To stay on the safe side now, we will simply remove all the rows with missing values from our beloved x data set.

x <- x %>% drop_na()

Challenge How many rows are left in the data set after we have dropped missing values?

Plots! Plots! Plots!

Now, once we have learned some basics of our data set, we will go straightly to plotting to get even more insights. We will use plotting grammars from ggpplot2 package. Plotting grammars might sound scary, but just think about them as simple building blocks of a plot. By combining and layering several blocks we can create our dream plot for a dream paper or just a lab meeting.

To build a graph we need several blocks:

Let’s focus on the first three: data, aesthetics and geometric object.

Everyone, except excel, likes box plots, so we will start by plotting days. to.flower variable measured for different genotypes. ggplot() initializes a plot, we also give it our x data set and specify aesthetics that should be common for the whole plot, in our case - names for x and y axis.

ggplot(x, aes(genotype, days.to.flower))

Next, we can layer geom_object on top of the created canvas by just adding geom_boxplot().

ggplot(x, aes(genotype, days.to.flower)) +
    geom_boxplot()

Exercise: can you make a violin plot instead? (hint: ?geom_violin)

ggplot(x, aes(genotype, days.to.flower)) +
  geom_violin()

Let’s be honest, the plot looks pretty ugly.
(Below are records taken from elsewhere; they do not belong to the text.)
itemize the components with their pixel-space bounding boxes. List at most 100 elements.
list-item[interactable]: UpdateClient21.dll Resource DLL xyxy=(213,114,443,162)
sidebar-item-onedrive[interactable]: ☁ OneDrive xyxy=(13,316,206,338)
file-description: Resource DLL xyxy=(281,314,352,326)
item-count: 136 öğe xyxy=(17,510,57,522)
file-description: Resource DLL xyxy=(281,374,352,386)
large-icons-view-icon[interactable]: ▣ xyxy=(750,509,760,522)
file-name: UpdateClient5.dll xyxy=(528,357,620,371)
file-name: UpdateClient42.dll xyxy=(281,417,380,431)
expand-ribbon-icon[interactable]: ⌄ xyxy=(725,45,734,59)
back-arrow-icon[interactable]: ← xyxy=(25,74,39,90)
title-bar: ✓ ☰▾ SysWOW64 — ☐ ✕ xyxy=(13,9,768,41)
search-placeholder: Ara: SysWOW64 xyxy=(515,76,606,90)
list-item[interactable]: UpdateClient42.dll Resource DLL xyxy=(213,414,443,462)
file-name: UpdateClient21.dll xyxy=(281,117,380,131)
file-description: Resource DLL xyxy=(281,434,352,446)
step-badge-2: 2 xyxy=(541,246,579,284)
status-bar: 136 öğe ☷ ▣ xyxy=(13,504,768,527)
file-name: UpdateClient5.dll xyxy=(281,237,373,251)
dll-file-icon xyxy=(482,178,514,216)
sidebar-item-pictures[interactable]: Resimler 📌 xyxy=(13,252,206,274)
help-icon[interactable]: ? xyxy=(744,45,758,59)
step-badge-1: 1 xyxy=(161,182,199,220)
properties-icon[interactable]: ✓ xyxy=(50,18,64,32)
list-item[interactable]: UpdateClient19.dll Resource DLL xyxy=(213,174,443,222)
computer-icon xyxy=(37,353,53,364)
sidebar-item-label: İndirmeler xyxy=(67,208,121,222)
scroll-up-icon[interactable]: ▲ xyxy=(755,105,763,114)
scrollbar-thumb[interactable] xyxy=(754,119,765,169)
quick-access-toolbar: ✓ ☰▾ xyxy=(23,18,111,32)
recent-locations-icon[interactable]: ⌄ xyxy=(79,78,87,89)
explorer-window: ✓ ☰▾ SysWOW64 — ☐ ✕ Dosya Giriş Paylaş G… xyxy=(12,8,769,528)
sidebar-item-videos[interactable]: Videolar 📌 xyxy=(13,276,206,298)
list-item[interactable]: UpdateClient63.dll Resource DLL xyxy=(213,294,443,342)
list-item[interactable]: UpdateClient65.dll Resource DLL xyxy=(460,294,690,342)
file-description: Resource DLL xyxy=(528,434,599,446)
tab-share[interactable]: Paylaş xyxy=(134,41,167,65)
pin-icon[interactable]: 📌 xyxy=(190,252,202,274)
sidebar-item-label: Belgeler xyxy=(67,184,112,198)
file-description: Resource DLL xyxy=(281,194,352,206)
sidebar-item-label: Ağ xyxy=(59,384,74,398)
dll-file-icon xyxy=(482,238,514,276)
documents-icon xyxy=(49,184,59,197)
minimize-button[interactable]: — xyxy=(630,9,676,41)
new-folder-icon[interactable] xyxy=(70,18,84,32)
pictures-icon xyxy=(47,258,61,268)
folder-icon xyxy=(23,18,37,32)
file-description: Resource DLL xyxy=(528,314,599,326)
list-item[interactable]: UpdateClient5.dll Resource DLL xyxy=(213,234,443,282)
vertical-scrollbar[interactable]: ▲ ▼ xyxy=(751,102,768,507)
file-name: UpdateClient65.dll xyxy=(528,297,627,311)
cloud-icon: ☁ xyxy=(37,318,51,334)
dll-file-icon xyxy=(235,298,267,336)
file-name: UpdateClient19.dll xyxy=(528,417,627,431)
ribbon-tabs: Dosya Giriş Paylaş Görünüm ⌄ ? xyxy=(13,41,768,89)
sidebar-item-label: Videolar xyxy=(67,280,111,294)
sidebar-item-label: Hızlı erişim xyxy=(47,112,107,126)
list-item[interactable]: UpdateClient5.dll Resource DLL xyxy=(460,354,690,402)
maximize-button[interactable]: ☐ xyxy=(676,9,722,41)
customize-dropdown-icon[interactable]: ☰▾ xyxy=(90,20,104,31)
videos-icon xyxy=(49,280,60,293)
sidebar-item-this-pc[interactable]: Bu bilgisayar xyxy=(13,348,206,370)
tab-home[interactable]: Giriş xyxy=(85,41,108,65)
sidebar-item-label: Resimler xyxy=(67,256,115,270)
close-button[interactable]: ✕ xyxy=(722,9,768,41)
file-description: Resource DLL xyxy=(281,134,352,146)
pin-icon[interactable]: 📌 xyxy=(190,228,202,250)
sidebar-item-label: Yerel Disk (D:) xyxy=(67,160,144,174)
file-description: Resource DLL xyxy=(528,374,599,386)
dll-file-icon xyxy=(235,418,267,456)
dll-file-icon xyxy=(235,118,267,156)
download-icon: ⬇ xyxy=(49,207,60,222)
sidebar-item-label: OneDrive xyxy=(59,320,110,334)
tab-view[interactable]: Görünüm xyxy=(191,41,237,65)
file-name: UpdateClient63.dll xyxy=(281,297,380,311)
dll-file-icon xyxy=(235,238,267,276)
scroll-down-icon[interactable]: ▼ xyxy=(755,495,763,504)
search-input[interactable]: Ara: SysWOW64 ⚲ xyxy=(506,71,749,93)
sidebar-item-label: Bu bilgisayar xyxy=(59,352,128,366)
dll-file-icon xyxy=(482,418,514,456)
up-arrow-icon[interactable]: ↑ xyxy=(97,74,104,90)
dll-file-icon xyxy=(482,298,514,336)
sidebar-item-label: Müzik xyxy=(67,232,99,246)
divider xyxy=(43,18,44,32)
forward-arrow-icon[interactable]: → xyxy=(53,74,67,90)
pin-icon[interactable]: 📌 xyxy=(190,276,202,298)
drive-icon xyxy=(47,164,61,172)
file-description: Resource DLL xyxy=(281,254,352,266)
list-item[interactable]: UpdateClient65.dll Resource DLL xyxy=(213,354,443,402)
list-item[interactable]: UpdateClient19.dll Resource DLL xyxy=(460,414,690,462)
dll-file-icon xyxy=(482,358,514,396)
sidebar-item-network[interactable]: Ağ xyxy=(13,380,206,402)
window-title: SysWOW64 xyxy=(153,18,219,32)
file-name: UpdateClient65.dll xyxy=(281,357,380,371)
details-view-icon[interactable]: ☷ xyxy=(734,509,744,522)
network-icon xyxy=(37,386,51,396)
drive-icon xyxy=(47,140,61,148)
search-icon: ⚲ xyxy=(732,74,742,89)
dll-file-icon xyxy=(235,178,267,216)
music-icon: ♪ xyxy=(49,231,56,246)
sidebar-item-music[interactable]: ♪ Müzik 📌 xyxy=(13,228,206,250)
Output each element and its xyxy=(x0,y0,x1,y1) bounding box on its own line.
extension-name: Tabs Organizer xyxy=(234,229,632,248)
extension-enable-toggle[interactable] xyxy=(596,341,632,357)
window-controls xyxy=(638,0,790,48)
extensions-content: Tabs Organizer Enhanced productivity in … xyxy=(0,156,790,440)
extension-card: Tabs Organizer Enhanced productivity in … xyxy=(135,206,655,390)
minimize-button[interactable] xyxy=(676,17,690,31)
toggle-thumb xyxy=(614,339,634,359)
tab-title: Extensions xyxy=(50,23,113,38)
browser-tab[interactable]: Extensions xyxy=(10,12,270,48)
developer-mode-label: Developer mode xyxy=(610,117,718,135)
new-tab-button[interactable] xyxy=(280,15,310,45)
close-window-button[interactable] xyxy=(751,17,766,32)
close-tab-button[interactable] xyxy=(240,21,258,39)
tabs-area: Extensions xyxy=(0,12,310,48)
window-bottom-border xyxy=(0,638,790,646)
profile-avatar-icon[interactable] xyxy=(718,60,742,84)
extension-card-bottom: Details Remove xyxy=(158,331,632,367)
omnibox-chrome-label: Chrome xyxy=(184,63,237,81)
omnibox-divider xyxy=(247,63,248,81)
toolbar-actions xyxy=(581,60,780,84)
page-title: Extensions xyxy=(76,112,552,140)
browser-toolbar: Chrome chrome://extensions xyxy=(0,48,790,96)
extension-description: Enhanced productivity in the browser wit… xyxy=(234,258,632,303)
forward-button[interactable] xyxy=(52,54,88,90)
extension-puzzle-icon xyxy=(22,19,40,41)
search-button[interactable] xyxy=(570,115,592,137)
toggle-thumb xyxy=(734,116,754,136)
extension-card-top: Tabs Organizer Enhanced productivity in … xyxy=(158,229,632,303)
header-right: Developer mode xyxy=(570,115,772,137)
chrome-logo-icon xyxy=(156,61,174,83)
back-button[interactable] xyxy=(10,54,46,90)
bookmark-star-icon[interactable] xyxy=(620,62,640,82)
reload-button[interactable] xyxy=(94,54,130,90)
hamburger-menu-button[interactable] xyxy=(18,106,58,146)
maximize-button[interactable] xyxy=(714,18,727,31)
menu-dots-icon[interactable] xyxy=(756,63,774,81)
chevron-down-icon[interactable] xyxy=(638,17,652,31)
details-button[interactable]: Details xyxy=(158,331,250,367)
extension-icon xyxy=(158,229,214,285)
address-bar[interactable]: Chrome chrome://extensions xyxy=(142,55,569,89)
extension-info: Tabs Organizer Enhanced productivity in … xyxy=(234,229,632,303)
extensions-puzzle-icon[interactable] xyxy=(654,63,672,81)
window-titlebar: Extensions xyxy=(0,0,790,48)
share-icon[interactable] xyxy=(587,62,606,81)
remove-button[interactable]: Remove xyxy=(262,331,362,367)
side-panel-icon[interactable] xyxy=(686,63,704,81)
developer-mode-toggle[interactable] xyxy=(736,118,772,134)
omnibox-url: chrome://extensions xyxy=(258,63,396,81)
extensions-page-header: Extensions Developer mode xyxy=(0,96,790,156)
We want to add some colour. Colour sound like it should belong to aesthetics, so we put it inside aes() function. Note, you usually don’t need to worry about colours, ggplot does it for you by sampling from its default colour palettes. In this case we want different genotypes to be coloured differently.

ggplot(x, aes(blade.length.mm, rosette.leaf.num, colour = genotype)) + geom_point()

Pretty! Let’s now layer a couple of geom_objects on the same plot. Say, we want to have points for actual values overlayed with box plots:

ggplot(x, aes(genotype, rosette.leaf.num, colour = genotype)) +
    geom_jitter() +
  geom_boxplot(alpha = 0.2)

Note, in this case we have supplied geom_boxplot with additional aesthetics parameter alpha, and only boxes got affected, not the whole plot. This is an example how you could control specific aesthetics of individual geom_objects.

Now, let’s assume we are particularly interested in the relationship between number of rosette leafs and blade length in mm per genotype. To visualize the relationship we generate a scatter plot.

ggplot(x, aes(blade.length.mm, rosette.leaf.num, colour = genotype)) +
    geom_point()

It is pretty, though messy. What if we wanted to isolate each genotype in individual plots? It is easy with ggplot2, we need another layer in our plot, facet, which tells R to plot genotypes separetely and arrange them in a ribbon, side by side.

ggplot(x, aes(blade.length.mm, rosette.leaf.num, colour = genotype)) +
    geom_point() +
    facet_wrap(~genotype)

So much better. But even this is not the limit. We can easily turn our plot in interactive mode, by just wrapping in a special ggplotly() function.

p1 <- ggplot(x, aes(blade.length.mm, rosette.leaf.num, colour = genotype)) + 
  geom_point() +
  facet_wrap(~genotype)
plotly::ggplotly(p1)